Tetanus occurs when an open wound becomes contaminated with the bacteria. I know there are plenty of opportunities to cut, scratch, and puncture myself while working in my garden - splinters, insect bites, working around the cut ends of chicken wire, pruning roses and my particularly vicious blackberry brambles, to name only a few. Mom knew, even if you have a current tetanus vaccination, it's still necessary to immediately wash open wounds thoroughly with soap and water. I don't know if Granny's Epsom Salts treatment does anything, though. (Edit added later: upon confirmation by doctor's orders, from Jen in the comments, soaking in salt water really does draw toxins out of a wound - certainly not a substitute for a doctor's care in serious situations, but I thought it worth starting a "natural remedies" label on this blog).

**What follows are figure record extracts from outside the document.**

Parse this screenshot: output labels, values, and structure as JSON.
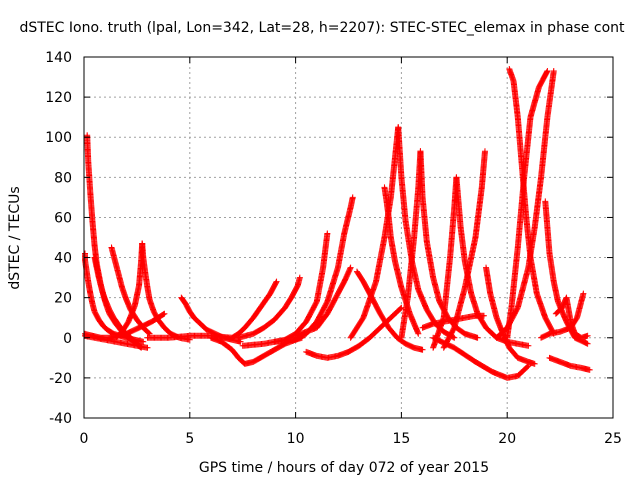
{
  "chart_data": {
    "type": "scatter",
    "title": "dSTEC Iono. truth (lpal, Lon=342, Lat=28, h=2207): STEC-STEC_elemax in phase cont",
    "xlabel": "GPS time / hours of day 072 of year 2015",
    "ylabel": "dSTEC  / TECUs",
    "xlim": [
      0,
      25
    ],
    "ylim": [
      -40,
      140
    ],
    "x_ticks": [
      "0",
      "5",
      "10",
      "15",
      "20",
      "25"
    ],
    "y_ticks": [
      "-40",
      "-20",
      "0",
      "20",
      "40",
      "60",
      "80",
      "100",
      "120",
      "140"
    ],
    "grid": true,
    "marker": "+",
    "colors": {
      "series": "#ff0000",
      "grid": "#a0a0a0",
      "axes": "#000000"
    },
    "series": [
      {
        "x": [
          0.0,
          0.1,
          0.2,
          0.3,
          0.4,
          0.5,
          0.7,
          0.9,
          1.1,
          1.4,
          1.7,
          2.0,
          2.4,
          2.8
        ],
        "y": [
          42,
          35,
          28,
          22,
          17,
          13,
          9,
          6,
          4,
          2,
          1,
          0,
          -1,
          -2
        ]
      },
      {
        "x": [
          0.15,
          0.2,
          0.3,
          0.4,
          0.5,
          0.6,
          0.8,
          1.0,
          1.2,
          1.5,
          1.8,
          2.1,
          2.5,
          2.7
        ],
        "y": [
          101,
          88,
          72,
          58,
          46,
          37,
          26,
          18,
          12,
          7,
          3,
          0,
          -3,
          -5
        ]
      },
      {
        "x": [
          0.5,
          0.6,
          0.7,
          0.8,
          0.9,
          1.0,
          1.2,
          1.4,
          1.6,
          1.8,
          2.0,
          2.3,
          2.6
        ],
        "y": [
          40,
          35,
          30,
          26,
          22,
          19,
          14,
          10,
          7,
          4,
          2,
          -1,
          -4
        ]
      },
      {
        "x": [
          0.0,
          0.5,
          1.0,
          1.5,
          2.0,
          2.5,
          3.0
        ],
        "y": [
          1,
          0,
          -1,
          -2,
          -3,
          -4,
          -5
        ]
      },
      {
        "x": [
          0.0,
          0.4,
          0.8,
          1.2,
          1.6,
          2.0,
          2.4,
          2.8,
          3.2,
          3.5,
          3.8
        ],
        "y": [
          2,
          1,
          0,
          0,
          1,
          2,
          4,
          6,
          8,
          10,
          12
        ]
      },
      {
        "x": [
          1.3,
          1.4,
          1.5,
          1.6,
          1.7,
          1.8,
          2.0,
          2.2,
          2.5,
          2.8,
          3.1
        ],
        "y": [
          45,
          41,
          37,
          33,
          29,
          25,
          19,
          14,
          9,
          5,
          2
        ]
      },
      {
        "x": [
          1.5,
          1.8,
          2.1,
          2.4,
          2.6,
          2.7,
          2.75
        ],
        "y": [
          0,
          3,
          8,
          16,
          26,
          38,
          47
        ]
      },
      {
        "x": [
          2.75,
          2.8,
          2.9,
          3.0,
          3.1,
          3.3,
          3.5,
          3.8,
          4.1,
          4.5,
          5.0
        ],
        "y": [
          47,
          40,
          32,
          25,
          19,
          13,
          9,
          5,
          2,
          0,
          -1
        ]
      },
      {
        "x": [
          4.6,
          4.8,
          5.0,
          5.2,
          5.5,
          5.8,
          6.2,
          6.6,
          7.0,
          7.4
        ],
        "y": [
          20,
          17,
          13,
          10,
          7,
          4,
          2,
          0,
          -1,
          -2
        ]
      },
      {
        "x": [
          3.0,
          4.0,
          5.0,
          6.0,
          7.0,
          7.3,
          7.6,
          8.0,
          8.4,
          8.8,
          9.1
        ],
        "y": [
          0,
          0,
          1,
          1,
          0,
          2,
          5,
          10,
          16,
          22,
          28
        ]
      },
      {
        "x": [
          6.0,
          6.5,
          7.0,
          7.3,
          7.6,
          8.0,
          8.5,
          9.0,
          9.5,
          10.0,
          10.3
        ],
        "y": [
          0,
          -2,
          -6,
          -10,
          -13,
          -12,
          -9,
          -6,
          -3,
          -1,
          0
        ]
      },
      {
        "x": [
          7.3,
          8.0,
          8.5,
          9.0,
          9.5,
          9.8,
          10.1,
          10.2
        ],
        "y": [
          0,
          2,
          5,
          9,
          15,
          20,
          26,
          30
        ]
      },
      {
        "x": [
          7.5,
          8.5,
          9.5,
          10.0,
          10.5,
          11.0,
          11.3,
          11.5
        ],
        "y": [
          -4,
          -3,
          -1,
          2,
          8,
          18,
          35,
          52
        ]
      },
      {
        "x": [
          9.0,
          10.0,
          10.5,
          11.0,
          11.5,
          12.0,
          12.3,
          12.6,
          12.7
        ],
        "y": [
          -2,
          -1,
          2,
          8,
          18,
          35,
          52,
          65,
          70
        ]
      },
      {
        "x": [
          10.0,
          11.0,
          11.5,
          12.0,
          12.3,
          12.6
        ],
        "y": [
          1,
          5,
          12,
          22,
          28,
          35
        ]
      },
      {
        "x": [
          10.5,
          11.0,
          11.5,
          12.0,
          12.5,
          13.0,
          13.5,
          14.0,
          14.5,
          15.0
        ],
        "y": [
          -7,
          -9,
          -10,
          -9,
          -7,
          -4,
          0,
          5,
          10,
          15
        ]
      },
      {
        "x": [
          12.9,
          13.2,
          13.6,
          14.0,
          14.4,
          14.8,
          15.2,
          15.6,
          16.0
        ],
        "y": [
          33,
          28,
          20,
          12,
          5,
          0,
          -3,
          -5,
          -6
        ]
      },
      {
        "x": [
          12.6,
          13.2,
          13.8,
          14.2,
          14.5,
          14.7,
          14.85
        ],
        "y": [
          0,
          10,
          28,
          50,
          70,
          90,
          105
        ]
      },
      {
        "x": [
          14.85,
          15.0,
          15.2,
          15.5,
          15.8,
          16.2,
          16.6,
          17.0,
          17.5
        ],
        "y": [
          105,
          80,
          58,
          38,
          24,
          14,
          7,
          3,
          0
        ]
      },
      {
        "x": [
          14.2,
          14.3,
          14.4,
          14.5,
          14.7,
          15.0,
          15.4,
          15.8
        ],
        "y": [
          75,
          68,
          60,
          50,
          38,
          25,
          12,
          2
        ]
      },
      {
        "x": [
          15.0,
          15.3,
          15.6,
          15.8,
          15.9
        ],
        "y": [
          0,
          20,
          50,
          75,
          93
        ]
      },
      {
        "x": [
          15.9,
          16.0,
          16.2,
          16.5,
          16.8,
          17.2,
          17.6,
          18.0,
          18.6
        ],
        "y": [
          93,
          70,
          48,
          30,
          18,
          10,
          5,
          2,
          0
        ]
      },
      {
        "x": [
          16.5,
          17.0,
          17.3,
          17.5,
          17.6
        ],
        "y": [
          -5,
          10,
          40,
          65,
          80
        ]
      },
      {
        "x": [
          17.6,
          17.8,
          18.0,
          18.3,
          18.6,
          19.0,
          19.5,
          20.0,
          20.5,
          21.0
        ],
        "y": [
          80,
          55,
          38,
          22,
          12,
          5,
          0,
          -2,
          -3,
          -4
        ]
      },
      {
        "x": [
          16.0,
          16.5,
          17.0,
          17.5,
          18.0,
          18.5,
          18.9
        ],
        "y": [
          5,
          7,
          8,
          9,
          10,
          11,
          11
        ]
      },
      {
        "x": [
          17.0,
          17.5,
          18.0,
          18.5,
          18.8,
          18.95
        ],
        "y": [
          -5,
          5,
          25,
          50,
          75,
          93
        ]
      },
      {
        "x": [
          19.0,
          19.2,
          19.5,
          19.8,
          20.1,
          20.5,
          21.0,
          21.3
        ],
        "y": [
          35,
          22,
          10,
          2,
          -5,
          -10,
          -12,
          -13
        ]
      },
      {
        "x": [
          16.5,
          17.5,
          18.5,
          19.3,
          20.0,
          20.5,
          21.0
        ],
        "y": [
          0,
          -5,
          -12,
          -17,
          -20,
          -19,
          -14
        ]
      },
      {
        "x": [
          20.0,
          20.2,
          20.5,
          20.8,
          21.1,
          21.5,
          21.9
        ],
        "y": [
          0,
          15,
          45,
          80,
          110,
          125,
          133
        ]
      },
      {
        "x": [
          20.1,
          20.3,
          20.5,
          20.7,
          20.9,
          21.1,
          21.4,
          21.8,
          22.2
        ],
        "y": [
          134,
          128,
          110,
          85,
          60,
          40,
          22,
          10,
          2
        ]
      },
      {
        "x": [
          19.5,
          20.0,
          20.5,
          21.0,
          21.3,
          21.6,
          21.9,
          22.2
        ],
        "y": [
          0,
          5,
          15,
          35,
          55,
          80,
          110,
          133
        ]
      },
      {
        "x": [
          21.8,
          21.9,
          22.0,
          22.2,
          22.4,
          22.8,
          23.2,
          23.8
        ],
        "y": [
          68,
          55,
          42,
          28,
          18,
          8,
          0,
          -3
        ]
      },
      {
        "x": [
          21.6,
          22.0,
          22.5,
          23.0,
          23.3,
          23.5,
          23.6
        ],
        "y": [
          0,
          2,
          3,
          5,
          10,
          18,
          22
        ]
      },
      {
        "x": [
          22.3,
          22.6,
          22.8,
          23.0,
          23.2,
          23.5,
          23.8
        ],
        "y": [
          12,
          15,
          20,
          8,
          2,
          0,
          1
        ]
      },
      {
        "x": [
          22.0,
          22.5,
          23.0,
          23.5,
          23.9
        ],
        "y": [
          -10,
          -12,
          -14,
          -15,
          -16
        ]
      }
    ]
  }
}
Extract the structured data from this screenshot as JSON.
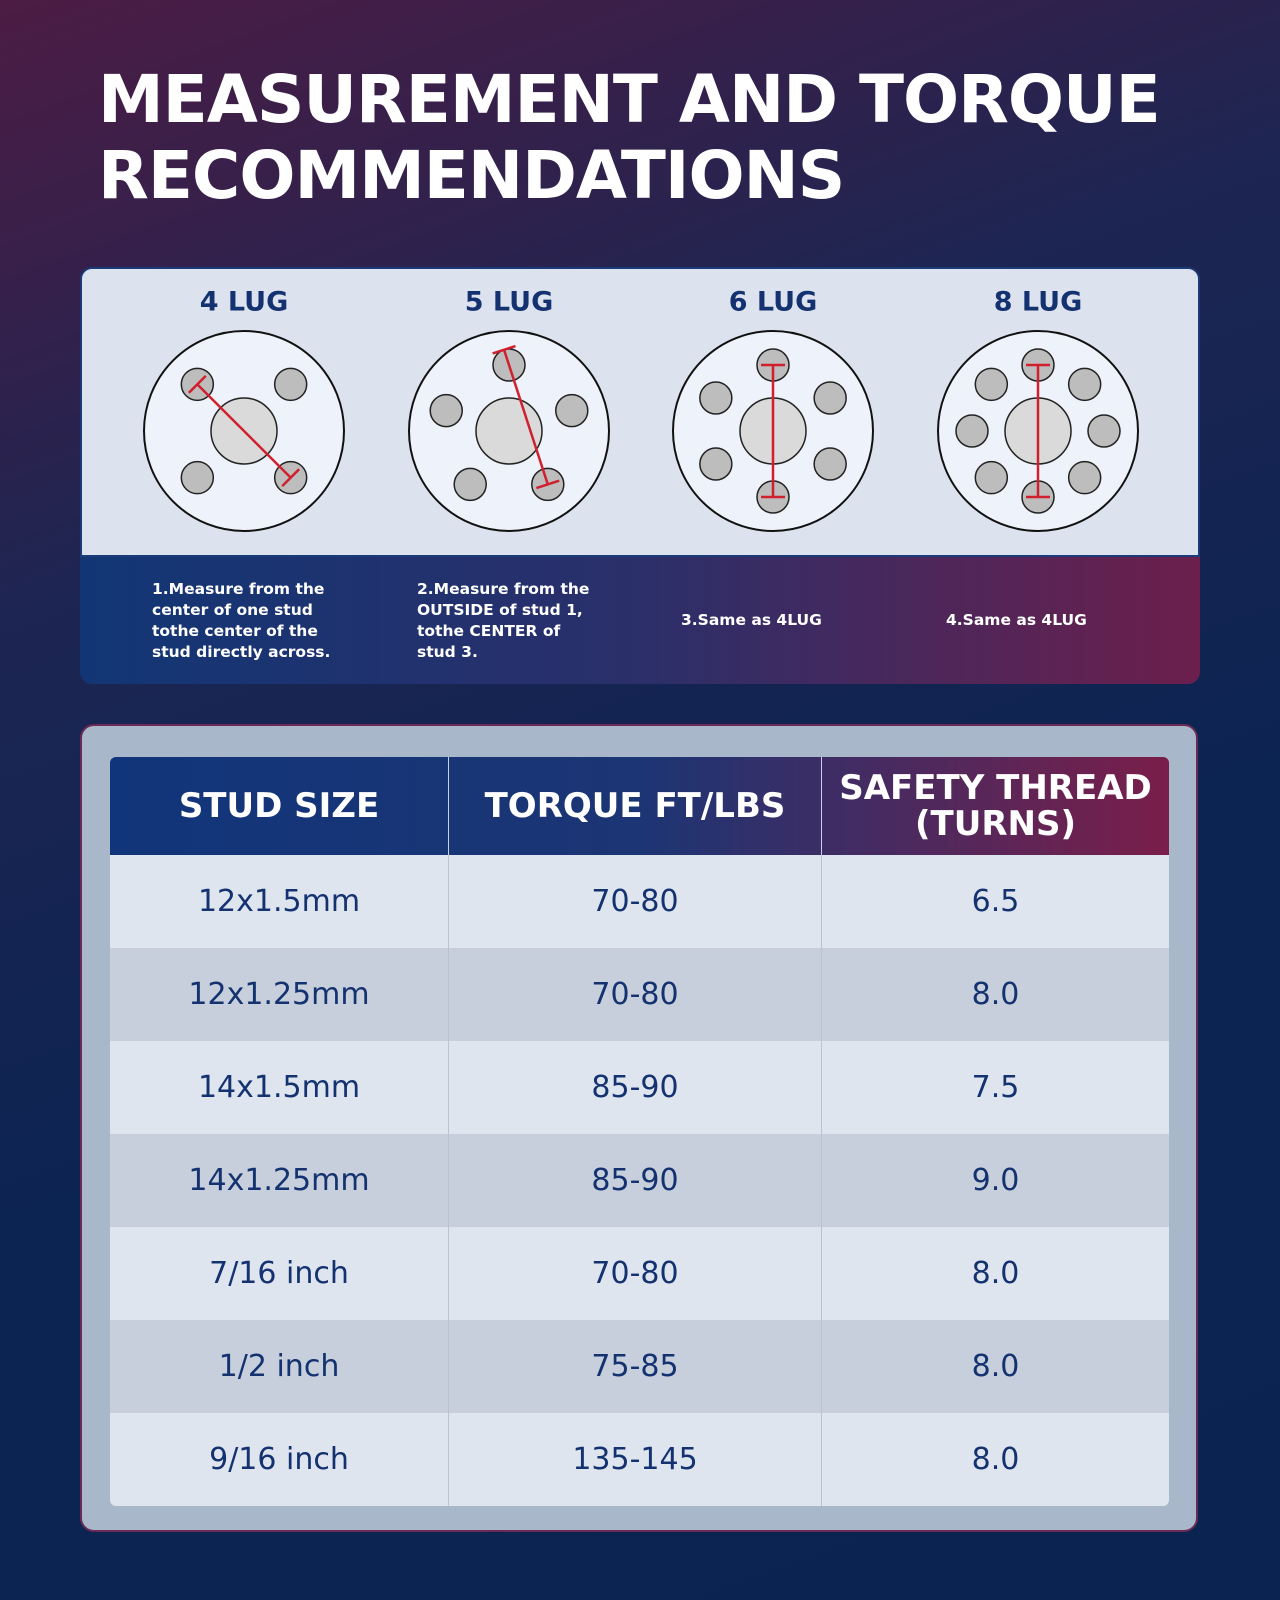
{
  "title": "MEASUREMENT AND TORQUE RECOMMENDATIONS",
  "lugs": [
    {
      "label": "4 LUG",
      "instruction": "1.Measure from the center of one stud tothe center of the stud directly across."
    },
    {
      "label": "5 LUG",
      "instruction": "2.Measure from the OUTSIDE of stud 1, tothe CENTER of stud 3."
    },
    {
      "label": "6 LUG",
      "instruction": "3.Same as 4LUG"
    },
    {
      "label": "8 LUG",
      "instruction": "4.Same as 4LUG"
    }
  ],
  "table": {
    "headers": [
      "STUD SIZE",
      "TORQUE FT/LBS",
      "SAFETY THREAD (TURNS)"
    ],
    "rows": [
      [
        "12x1.5mm",
        "70-80",
        "6.5"
      ],
      [
        "12x1.25mm",
        "70-80",
        "8.0"
      ],
      [
        "14x1.5mm",
        "85-90",
        "7.5"
      ],
      [
        "14x1.25mm",
        "85-90",
        "9.0"
      ],
      [
        "7/16 inch",
        "70-80",
        "8.0"
      ],
      [
        "1/2 inch",
        "75-85",
        "8.0"
      ],
      [
        "9/16 inch",
        "135-145",
        "8.0"
      ]
    ]
  }
}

Vaccines can prevent tetanus, but the immunity needs to be updated every 10 years. Since it can take up to two weeks for the antibodies to form, if you need a booster shot try to get it before your gardening season starts. Tetanus is fatal in 10 to 20% of reported cases (death occurs mainly in adults over 60, also the most likely to have let their immunity lapse), but even in less severe cases, with treatment, full recovery can take more than a year. Being sick and miserable, especially when it's easily preventable, makes no sense to me. I'd rather be safe than sorry, and stay healthy out there in my garden.